−ヘッセ・車輪の下(学校教育の本質)−
学校教育に内在する問題・・。
私は、ヘッセ「車輪の下」で示される学校教育の本質について、下記の文章に驚愕を覚える。
「 教師の義務と国家から委ねられた使命は、年わかい少年のなかに宿っている自然のままの粗野な力と欲望を押さえつけて取り除き、 そのかわりに穏健で、中庸な国家の認める理想像を植えつけることである。」−中略−「少年には、もともと何か野生的なもの、 無軌道なもの、非文化的なものがある。それをまず打ち砕かなければならない。こういう危険な炎は吹き消され、 踏み消されなければならない。
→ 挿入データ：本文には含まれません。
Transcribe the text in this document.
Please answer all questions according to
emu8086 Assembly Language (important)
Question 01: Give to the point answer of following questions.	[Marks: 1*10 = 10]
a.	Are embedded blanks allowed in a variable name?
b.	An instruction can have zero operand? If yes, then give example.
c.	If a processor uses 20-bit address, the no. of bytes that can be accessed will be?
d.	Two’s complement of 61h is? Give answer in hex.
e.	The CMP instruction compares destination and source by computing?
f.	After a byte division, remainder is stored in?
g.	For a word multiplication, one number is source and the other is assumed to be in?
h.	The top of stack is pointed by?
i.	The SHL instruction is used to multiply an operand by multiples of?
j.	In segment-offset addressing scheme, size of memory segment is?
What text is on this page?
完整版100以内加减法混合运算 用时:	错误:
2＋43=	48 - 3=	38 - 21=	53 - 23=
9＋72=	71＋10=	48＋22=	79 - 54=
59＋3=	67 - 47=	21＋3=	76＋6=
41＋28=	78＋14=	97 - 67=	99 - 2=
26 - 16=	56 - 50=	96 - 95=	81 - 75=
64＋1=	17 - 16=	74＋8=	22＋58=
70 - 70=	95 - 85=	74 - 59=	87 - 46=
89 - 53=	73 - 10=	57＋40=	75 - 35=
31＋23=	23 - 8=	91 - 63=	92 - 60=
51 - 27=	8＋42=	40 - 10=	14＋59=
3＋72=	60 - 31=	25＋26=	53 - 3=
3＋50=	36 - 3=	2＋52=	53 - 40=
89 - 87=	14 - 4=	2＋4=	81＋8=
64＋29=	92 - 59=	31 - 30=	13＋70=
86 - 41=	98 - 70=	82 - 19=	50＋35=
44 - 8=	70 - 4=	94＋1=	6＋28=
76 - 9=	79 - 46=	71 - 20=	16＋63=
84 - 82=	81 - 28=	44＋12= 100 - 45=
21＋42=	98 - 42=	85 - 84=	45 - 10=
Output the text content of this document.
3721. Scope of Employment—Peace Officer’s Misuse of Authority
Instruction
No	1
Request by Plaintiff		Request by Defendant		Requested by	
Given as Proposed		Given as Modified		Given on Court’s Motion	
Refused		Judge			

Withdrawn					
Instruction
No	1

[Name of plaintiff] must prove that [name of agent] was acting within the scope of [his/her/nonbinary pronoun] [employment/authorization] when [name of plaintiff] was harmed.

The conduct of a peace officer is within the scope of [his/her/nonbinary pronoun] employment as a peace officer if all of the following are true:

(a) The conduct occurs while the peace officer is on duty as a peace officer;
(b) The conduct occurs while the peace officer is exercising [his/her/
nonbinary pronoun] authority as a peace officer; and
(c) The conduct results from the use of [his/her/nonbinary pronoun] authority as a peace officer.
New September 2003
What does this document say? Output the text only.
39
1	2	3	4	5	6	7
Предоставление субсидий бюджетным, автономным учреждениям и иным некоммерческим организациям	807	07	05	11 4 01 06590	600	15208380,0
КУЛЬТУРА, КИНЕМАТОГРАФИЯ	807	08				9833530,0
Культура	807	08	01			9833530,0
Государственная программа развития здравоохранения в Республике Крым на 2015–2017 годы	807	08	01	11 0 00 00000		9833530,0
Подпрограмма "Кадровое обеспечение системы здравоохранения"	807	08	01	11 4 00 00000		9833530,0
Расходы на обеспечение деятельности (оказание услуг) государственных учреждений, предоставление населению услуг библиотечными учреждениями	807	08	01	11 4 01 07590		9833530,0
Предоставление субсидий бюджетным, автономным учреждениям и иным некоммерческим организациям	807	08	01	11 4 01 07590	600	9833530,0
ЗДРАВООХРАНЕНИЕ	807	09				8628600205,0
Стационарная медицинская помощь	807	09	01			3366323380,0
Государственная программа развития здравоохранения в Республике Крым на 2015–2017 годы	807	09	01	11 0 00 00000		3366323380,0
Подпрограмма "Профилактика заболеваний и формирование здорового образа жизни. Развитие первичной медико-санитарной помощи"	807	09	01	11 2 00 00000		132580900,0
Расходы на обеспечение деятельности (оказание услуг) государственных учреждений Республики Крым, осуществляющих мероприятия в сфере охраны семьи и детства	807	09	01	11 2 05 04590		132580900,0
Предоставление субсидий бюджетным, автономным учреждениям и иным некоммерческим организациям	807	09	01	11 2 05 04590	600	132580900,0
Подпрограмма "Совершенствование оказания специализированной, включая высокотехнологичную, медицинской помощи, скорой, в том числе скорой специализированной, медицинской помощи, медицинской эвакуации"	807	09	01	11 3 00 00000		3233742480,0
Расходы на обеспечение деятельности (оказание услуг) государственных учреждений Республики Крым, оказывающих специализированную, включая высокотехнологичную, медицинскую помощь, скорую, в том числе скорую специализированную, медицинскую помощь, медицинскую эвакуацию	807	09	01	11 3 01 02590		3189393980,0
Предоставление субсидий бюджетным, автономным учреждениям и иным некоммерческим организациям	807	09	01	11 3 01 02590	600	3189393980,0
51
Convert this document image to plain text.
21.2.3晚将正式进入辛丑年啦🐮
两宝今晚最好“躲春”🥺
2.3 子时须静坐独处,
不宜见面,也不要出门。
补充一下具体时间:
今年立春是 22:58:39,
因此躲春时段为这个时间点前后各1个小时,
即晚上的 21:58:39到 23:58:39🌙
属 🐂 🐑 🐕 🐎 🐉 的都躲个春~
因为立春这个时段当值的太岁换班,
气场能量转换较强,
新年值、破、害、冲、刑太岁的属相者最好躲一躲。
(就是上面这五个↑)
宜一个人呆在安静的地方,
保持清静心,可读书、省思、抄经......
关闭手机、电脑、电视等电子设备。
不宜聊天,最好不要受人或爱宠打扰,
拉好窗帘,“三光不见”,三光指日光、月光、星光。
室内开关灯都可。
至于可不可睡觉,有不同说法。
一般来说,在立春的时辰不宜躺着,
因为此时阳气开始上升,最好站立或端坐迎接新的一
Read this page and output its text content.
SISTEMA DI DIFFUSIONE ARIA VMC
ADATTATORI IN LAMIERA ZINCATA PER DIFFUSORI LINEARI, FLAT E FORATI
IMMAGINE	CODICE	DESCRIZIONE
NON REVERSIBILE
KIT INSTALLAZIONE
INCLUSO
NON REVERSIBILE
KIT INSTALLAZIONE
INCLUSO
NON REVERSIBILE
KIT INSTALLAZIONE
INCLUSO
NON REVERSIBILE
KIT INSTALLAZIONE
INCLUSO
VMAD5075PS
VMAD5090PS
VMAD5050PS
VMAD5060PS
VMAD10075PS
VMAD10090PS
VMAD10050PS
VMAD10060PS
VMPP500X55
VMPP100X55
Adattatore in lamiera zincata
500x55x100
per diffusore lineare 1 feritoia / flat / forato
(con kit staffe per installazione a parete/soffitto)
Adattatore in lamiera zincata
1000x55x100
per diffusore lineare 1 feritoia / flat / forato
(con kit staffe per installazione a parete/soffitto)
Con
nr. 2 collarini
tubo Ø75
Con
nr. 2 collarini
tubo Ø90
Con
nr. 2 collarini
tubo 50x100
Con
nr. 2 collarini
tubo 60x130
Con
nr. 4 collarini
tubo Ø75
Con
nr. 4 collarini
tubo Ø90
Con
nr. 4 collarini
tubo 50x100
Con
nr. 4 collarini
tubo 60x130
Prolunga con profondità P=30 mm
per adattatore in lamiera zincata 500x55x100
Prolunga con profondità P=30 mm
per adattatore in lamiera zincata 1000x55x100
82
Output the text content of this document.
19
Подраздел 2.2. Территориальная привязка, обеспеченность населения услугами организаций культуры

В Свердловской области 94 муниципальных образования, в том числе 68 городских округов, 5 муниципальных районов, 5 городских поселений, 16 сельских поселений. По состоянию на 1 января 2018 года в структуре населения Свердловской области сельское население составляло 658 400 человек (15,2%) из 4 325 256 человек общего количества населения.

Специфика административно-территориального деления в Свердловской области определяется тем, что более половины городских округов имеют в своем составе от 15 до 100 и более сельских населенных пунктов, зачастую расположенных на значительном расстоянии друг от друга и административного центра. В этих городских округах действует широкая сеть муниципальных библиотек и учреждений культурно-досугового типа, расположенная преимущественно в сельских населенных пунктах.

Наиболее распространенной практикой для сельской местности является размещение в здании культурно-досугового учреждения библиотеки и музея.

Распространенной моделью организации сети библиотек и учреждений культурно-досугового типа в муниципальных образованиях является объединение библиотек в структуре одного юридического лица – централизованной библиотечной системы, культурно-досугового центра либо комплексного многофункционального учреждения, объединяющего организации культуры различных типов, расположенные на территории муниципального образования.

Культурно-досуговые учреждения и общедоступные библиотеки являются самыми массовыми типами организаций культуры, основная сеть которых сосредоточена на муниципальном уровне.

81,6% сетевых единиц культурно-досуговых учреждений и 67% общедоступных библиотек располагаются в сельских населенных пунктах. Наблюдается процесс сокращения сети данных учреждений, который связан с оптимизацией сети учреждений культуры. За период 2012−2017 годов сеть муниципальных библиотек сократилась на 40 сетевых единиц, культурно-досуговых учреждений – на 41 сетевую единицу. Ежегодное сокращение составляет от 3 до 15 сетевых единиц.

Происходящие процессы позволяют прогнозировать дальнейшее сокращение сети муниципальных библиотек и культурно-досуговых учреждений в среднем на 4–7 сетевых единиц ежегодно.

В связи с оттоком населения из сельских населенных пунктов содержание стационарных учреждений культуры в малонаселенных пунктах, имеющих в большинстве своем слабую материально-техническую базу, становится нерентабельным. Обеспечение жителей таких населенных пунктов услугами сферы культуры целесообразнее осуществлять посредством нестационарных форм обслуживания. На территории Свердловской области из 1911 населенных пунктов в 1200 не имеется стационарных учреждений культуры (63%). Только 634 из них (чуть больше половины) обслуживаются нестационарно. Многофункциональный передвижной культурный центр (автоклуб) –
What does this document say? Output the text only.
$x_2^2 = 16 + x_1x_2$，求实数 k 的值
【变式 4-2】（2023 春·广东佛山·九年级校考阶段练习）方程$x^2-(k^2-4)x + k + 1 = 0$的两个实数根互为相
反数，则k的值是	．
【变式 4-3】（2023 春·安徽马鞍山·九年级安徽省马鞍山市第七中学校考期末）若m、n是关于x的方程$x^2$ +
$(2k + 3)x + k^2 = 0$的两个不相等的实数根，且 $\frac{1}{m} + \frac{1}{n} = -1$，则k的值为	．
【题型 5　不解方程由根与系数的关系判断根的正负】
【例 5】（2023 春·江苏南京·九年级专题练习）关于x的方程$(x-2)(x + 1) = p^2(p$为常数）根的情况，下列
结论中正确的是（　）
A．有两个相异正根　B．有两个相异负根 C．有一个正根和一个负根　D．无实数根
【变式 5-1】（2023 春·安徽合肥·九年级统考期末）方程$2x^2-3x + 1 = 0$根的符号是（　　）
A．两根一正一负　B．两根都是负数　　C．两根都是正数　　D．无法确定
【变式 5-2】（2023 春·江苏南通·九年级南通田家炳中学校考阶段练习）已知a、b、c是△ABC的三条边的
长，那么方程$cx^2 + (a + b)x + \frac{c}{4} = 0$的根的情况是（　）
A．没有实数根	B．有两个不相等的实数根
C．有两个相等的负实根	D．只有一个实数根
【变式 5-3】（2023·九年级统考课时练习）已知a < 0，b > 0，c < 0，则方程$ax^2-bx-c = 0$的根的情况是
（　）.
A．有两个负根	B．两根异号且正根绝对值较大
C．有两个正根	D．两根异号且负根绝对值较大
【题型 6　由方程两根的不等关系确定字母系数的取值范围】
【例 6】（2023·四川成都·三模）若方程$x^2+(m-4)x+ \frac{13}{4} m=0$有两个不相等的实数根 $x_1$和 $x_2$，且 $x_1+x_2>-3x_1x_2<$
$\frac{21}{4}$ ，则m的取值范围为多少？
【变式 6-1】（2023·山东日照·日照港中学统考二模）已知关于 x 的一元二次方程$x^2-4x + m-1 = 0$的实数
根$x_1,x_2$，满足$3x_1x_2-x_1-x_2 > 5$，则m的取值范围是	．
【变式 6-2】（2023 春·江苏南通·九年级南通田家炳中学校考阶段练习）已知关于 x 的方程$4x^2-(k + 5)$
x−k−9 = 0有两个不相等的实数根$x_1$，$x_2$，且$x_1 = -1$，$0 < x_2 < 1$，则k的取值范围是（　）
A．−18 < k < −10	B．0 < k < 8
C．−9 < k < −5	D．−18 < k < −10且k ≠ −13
自然が創造したままの人間は、予想も見通しもつかない危険な存在である。 それは未知の山からほとばしり出た激流であり、道も秩序もない原始林のようなものである。 原始林は伐り開かれ、整理され、野生が強制的に抑圧される必要があるように、学校は自然のままの人間の野生を破壊し、 征服し、抑圧していかなければならない。 学校の役目は、政府の認めた原則にしたがって、自然のままの人間を社会の有能な一員とし、自己の特性を発見させることである。 そして、それぞれの特性の最後の仕上げは、兵営での周到な訓練というわけだ。」
学校教育は、その粗野で野蛮な人間本来が持っている性質を抑圧し、国家に従順な人間を育成することに重点が置かれる。 なるほど、その通りである。
しかし、そのような枠組みでは、人間本来が持っている有用な資質も同時に抑圧され、破壊されてしまうではないかと思慮する。
何事にも縛られない自由な発想力は、こうした学校教育の下では封印されてしまうのである。
学校教育に内在する問題。それを解く鍵は未だ見つからない。